Myositis autoantibodies are present in up to 40% of patients with IIMs and are associated with an increased risk of ILD (table 1) [7, 8]. Anti-tRNA synthetase antibodies are the most commonly detected, and are present in 25–35% of all IIM patients and up to two-thirds of those who demonstrate ILD [5, 7, 8]. Anti-Jo1 is the most common of the eight identified anti-synthetase antibodies [7]. The presence of anti-tRNA synthetase antibodies is thought to characterise a unique phenotype, known as “anti-synthetase syndrome”, which carries a substantial risk of ILD and increased mortality. Diagnosis remains very challenging due to significant variability in the degree and timing of other features that may include myositis, arthritis, Raynaud's phenomenon, mechanic's hands, skin rashes, sicca syndrome and fever, and ILD can predominate with subclinical myositis in a significant proportion [5, 6]. Fundamental questions remain unanswered. How do we interpret the presence of auto-antibodies in the absence of other definitive features? What are the implications for management? There is an urgent need to standardise and validate revised definitions of anti-synthetase syndrome, such as that proposed by Connors et al. [7].

These problems are not just limited to anti-synthetase antibodies. The anti-CADM-140 antibody (also known as anti-MDA5) is associated with “clinically amyopathic DM” and rapidly progressive ILD (CADM-ILD), which has a 6-month survival rate of only 40–55% [9]. Anti-CADM antibodies have a potential vital role in early identification of CADM-ILD requiring aggressive immunosuppression, but without a clear definition for CADM, research on a uniform cohort remains difficult.

Just as previous research on the patient group now identifiable as IPAF was hindered by inconsistent nomenclature, there is a parallel and urgent need to standardise our approach to the evaluation of CTD in our ILD clinics. An added complication is the lack of standardisation of testing and interpretation of autoantibody results. We await with interest the results of the “International Myositis Classification Criteria Project”, a multidisciplinary project launched by the International Myositis Assessment and Clinical Studies Group, sponsored by the National Institute of Environmental Health Sciences of Health and supported by the American College of Rheumatology, European League Against Rheumatism, and The Myositis Association. With enrolment complete and analysis in progress, the goal of the study is to develop consensus classification criteria for the IIMs [10].

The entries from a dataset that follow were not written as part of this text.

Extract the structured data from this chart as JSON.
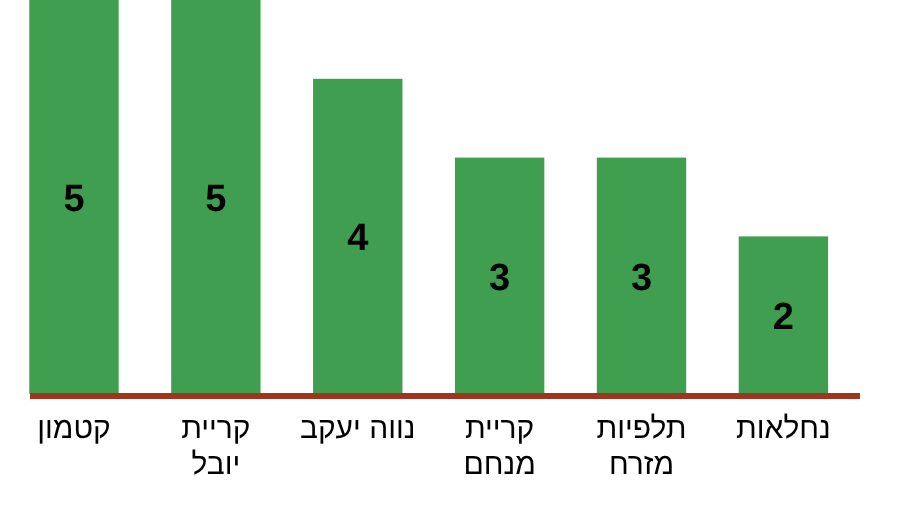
{
  "chart_data": {
    "type": "bar",
    "categories": [
      "קטמון",
      "קריית יובל",
      "נווה יעקב",
      "קריית מנחם",
      "תלפיות מזרח",
      "נחלאות"
    ],
    "values": [
      5,
      5,
      4,
      3,
      3,
      2
    ],
    "color": "#3f9e4f",
    "ylim": [
      0,
      5
    ],
    "data_labels": true,
    "tick_labels": "x"
  }
}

We strongly believe there is a need for the ILD community to agree which myositis criteria to use when evaluating our patients. Authors of the IPAF statement recognise that the listed antibodies and serological criteria may require modification as our knowledge evolves [2]. We do not know what the optimum “list” is, but the IPAF classification is a first important step towards developing a minimum dataset that will help determine which criteria should be recommended for clinical practice. If we do not work promptly with rheumatologists, immunologists and internists to standardise our approach to serological testing and rheumatological disease classification, ILD patients with ill-defined extrapulmonary features may continue to fall under different diagnostic umbrellas (i.e. IPAF versus CTD-ILD), which will continue to threaten our ability to make accurate comparisons and conclusions about the natural history and clinical implications of IPAF.